75. Ostatnie spotkanie


(2 kwietnia 2012)


     Remus Lupin przyglądał się dokładnie pannie Storm.
     Czas zdecydowanie wpłynął na jej wygląd, ale mimo to w dalszym ciągu była piękną kobietą o bladoniebieskich oczach i długich, czarnych włosach. Jej twarz wydawała się bledsza niż Lunatyk zapamiętał z lat szkolnych, pozbawiona jakiegokolwiek wyrazu. Można by pomyśleć, że jest martwa, gdyby nie oczy, cały czas tętniące życiem, chociaż straciły swój radosny blask, którym zachwycił się Remus w Hogwarcie.
     Ona też się mu przyglądała, z nieukrywanym smutkiem. Dostrzegła w nim człowieka przegranego, pogodzonego ze swoim marnym losem. Lunatyk pomyślał, że on wielu tygodni nikt mu się tak bacznie nie przyglądał i przez chwilę ogarnął go nawet wstyd, który ustąpił w oka mgnieniu. W końcu nie miało to już żadnego znaczenia.
 - Usiądź, proszę - powiedział ochrypłym głosem, wskazując jej wytarty fotel przy stoliku, z którego usunął wcześniej porozkładane książki.
     Kiwnęła głową, siadając powoli na fotelu. Uśmiechnęła się blado.
 - Dużo się zmieniło, prawda? - rzekła po chwili milczenia.
 - Dużo? - powtórzył Lunatyk z niedowierzaniem. Pomimo całego szoku, w jakim się znajdował, poczuł, jak ogarnia go fala złości. - Zmieniło się wszystko, Alisso. Ty uciekłaś. Wybrałaś prostsze wyjście. I zadecydowałaś sama, nie przejmując się zdaniem innych. Zostawiłaś to wszystko. Zostawiłaś tych, którzy cię kochali.
     Spuściła wzrok na podłogę. Zabolały ją te słowa.
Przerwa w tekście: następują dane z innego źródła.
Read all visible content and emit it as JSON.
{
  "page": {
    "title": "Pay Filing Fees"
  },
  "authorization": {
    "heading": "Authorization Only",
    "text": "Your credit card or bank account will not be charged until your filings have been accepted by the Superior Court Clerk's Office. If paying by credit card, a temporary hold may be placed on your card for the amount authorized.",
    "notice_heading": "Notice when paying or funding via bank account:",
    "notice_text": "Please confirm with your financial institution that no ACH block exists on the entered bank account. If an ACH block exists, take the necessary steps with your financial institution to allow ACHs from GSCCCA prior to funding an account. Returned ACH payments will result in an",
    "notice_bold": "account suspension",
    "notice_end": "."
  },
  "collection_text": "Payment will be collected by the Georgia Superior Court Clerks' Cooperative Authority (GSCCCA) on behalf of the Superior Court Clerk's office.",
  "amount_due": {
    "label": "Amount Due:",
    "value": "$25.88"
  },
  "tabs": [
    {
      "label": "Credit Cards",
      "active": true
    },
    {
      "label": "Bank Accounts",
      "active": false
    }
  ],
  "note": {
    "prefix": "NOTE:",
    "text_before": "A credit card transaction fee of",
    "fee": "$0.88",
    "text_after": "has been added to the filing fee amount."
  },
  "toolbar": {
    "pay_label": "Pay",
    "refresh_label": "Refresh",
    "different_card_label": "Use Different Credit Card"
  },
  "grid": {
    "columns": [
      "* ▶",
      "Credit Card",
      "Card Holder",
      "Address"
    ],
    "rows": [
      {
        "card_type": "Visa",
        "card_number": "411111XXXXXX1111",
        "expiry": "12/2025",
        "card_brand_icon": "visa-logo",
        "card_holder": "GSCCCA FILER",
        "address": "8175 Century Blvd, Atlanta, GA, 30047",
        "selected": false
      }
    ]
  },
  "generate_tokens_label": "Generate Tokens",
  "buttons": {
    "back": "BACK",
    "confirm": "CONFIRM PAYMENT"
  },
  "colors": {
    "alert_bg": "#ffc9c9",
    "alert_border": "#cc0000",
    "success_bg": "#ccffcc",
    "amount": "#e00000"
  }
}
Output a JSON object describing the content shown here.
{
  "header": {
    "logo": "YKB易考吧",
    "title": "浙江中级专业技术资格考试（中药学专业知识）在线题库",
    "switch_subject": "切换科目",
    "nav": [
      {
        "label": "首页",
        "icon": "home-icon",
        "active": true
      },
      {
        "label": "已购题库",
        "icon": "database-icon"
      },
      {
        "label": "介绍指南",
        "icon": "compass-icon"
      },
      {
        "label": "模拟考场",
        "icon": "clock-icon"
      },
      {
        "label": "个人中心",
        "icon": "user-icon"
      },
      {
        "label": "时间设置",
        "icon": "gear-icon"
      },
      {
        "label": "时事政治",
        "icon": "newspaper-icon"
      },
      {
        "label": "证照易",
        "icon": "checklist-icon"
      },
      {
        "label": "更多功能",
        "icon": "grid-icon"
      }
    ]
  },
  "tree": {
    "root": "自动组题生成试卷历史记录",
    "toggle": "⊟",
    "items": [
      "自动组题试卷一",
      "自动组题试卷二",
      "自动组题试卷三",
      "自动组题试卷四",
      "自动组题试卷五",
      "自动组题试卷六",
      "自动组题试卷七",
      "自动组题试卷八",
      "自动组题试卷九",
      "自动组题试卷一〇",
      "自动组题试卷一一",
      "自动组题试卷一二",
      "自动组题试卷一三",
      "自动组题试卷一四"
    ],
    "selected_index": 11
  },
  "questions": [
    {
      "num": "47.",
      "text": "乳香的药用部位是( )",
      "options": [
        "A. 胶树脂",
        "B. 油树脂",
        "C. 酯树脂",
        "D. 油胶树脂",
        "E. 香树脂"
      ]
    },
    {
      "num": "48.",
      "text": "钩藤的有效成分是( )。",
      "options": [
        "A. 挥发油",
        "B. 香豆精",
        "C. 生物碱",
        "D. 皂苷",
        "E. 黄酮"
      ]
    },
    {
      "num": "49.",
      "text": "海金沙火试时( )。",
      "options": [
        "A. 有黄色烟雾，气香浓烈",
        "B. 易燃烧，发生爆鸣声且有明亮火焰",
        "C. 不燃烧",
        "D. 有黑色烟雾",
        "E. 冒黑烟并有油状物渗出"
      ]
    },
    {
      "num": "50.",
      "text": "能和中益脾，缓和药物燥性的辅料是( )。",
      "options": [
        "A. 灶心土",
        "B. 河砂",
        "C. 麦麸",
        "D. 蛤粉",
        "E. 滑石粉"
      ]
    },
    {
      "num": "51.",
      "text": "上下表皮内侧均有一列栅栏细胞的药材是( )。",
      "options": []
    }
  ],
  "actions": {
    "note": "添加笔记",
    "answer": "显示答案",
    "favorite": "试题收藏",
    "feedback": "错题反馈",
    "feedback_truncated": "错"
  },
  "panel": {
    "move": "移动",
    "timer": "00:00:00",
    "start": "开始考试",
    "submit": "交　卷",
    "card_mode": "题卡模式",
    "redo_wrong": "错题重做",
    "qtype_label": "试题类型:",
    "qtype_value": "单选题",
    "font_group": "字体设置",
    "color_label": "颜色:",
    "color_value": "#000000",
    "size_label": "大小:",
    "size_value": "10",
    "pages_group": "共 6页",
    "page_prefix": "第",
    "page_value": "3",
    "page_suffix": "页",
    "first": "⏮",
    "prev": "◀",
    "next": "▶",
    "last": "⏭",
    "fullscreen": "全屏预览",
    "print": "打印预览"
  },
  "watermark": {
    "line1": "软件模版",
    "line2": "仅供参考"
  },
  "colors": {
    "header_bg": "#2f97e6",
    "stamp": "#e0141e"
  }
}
 - Masz prawo mieć do mnie żal, Remusie - odparła. - Wiem, że zrobiłam źle. I uwierz, że ponoszę tego konsekwencje, i to straszne konsekwencje. Ale zanim wyjaśnię ci to wszystko, chciałabym, żebyś opowiedział mi o tym, co się dzieje.
     Spojrzała na Lunatyka, a kiedy dostrzegła zaszklone łzy w jego dobrych oczach, natychmiast przeniosła wzrok na ściany pomieszczenia.
 - Książki - powiedziała, uśmiechając się lekko. - Zawsze lubiłeś ich towarzystwo, prawda? Tak zostało do dziś.
 - Oddałbym je wszystkie za odrobinę szczęścia, Alisso - odparł. - Ale obecnie tylko one mi pozostały. Nic więcej nie mam, wszystko zostało mi odebrane.
     I opowiedział jej. O Zakonie Feniksa, mordach Śmierciożerców na mugolach, mugolakach i czarodziejach, o bohaterskiej śmierci Lavender i załamaniu Syriusza, o radosnym ślubie Potterów, jego domniemanej zdradzie Zakonu, ogarniającej go każdego dnia samotności. Powiedział o Voldemorcie, planach Ministerstwa Magii, narodzinach małego Harry'ego, szczęściu Lily i Jamesa, i o żalu, który on, Lunatyk, cały czas nosi w swoim sercu. Nawet nie zauważył, w którym momencie zabrakło mu łez.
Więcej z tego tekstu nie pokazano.